Christina Dekany, 25, Applied Mathematics
Christina Dekany earned a B.S. in computer science at the University of Dallas in 2004. She earned a master's degree in mathematics from Southern Methodist University in 2006 and is now working on the research for her Ph.D., which she'll complete in May 2009.
Dekany says mathematics was always her love, but theoretical mathematics wasn't quite the right fit for her, and it wasn't till she learned about the applied mathematics program at SMU that she found her niche.
Dekany describes what she does as "exploring the infinite and capturing its finite properties." In less esoteric terms, her research involves writing a computer program using "finite element methods" to solve a class of equations known as reaction-diffusion equations.

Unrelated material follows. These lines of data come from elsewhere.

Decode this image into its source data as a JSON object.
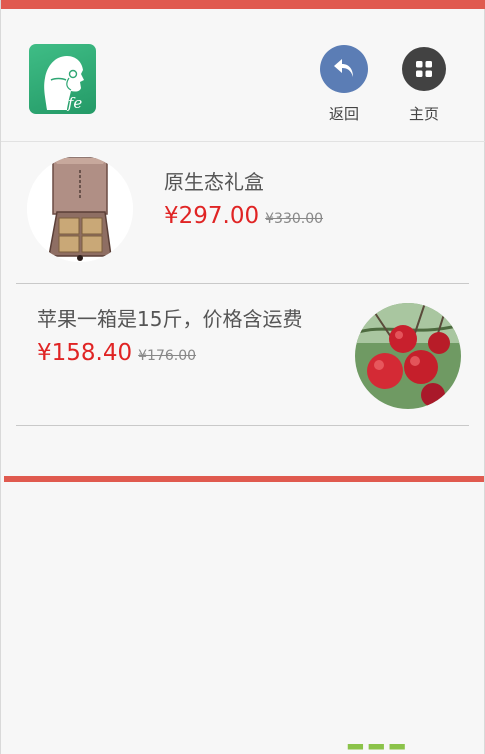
{
  "header": {
    "logo_icon": "ife-logo-icon",
    "back": {
      "label": "返回",
      "icon": "undo-arrow-icon",
      "color": "#5b7db5"
    },
    "home": {
      "label": "主页",
      "icon": "grid-icon",
      "color": "#424242"
    }
  },
  "products": [
    {
      "name": "原生态礼盒",
      "price": "¥297.00",
      "original_price": "¥330.00",
      "image": "wooden-gift-box"
    },
    {
      "name": "苹果一箱是15斤，价格含运费",
      "price": "¥158.40",
      "original_price": "¥176.00",
      "image": "red-apples"
    }
  ],
  "colors": {
    "accent_bar": "#e05a4f",
    "price": "#e02424",
    "logo": "#2fa774"
  }
}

To understand finite element methods, Dekany suggests thinking of the car commercial in which a mesh is drawn over a car. The impact of a crash on the entire car can be approximated by considering the impact of the crash on each point on the mesh.

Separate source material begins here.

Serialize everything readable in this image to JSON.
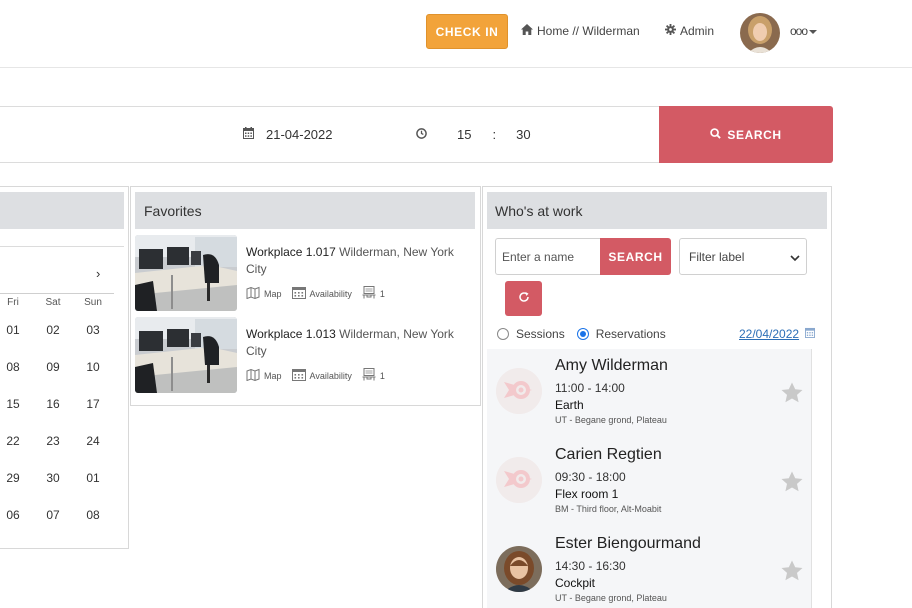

A reaction-diffusion system is a chemical solution involving the mixing of two or more liquids. Think of drops of oil in water. The diffusion swirl patterns that are created can be calculated by reaction-diffusion equations.
Reaction-diffusion equations can be used for purposes as varied as describing the spots on a leopard and explaining embryonic development. Dekany's work will create a computer program for solving two-dimensional reaction-diffusion equations.
The daughter of Hungarian political refugees, Dekany hopes to put her knowledge of computer science and applied mathematics to work in the U.S. defense industry.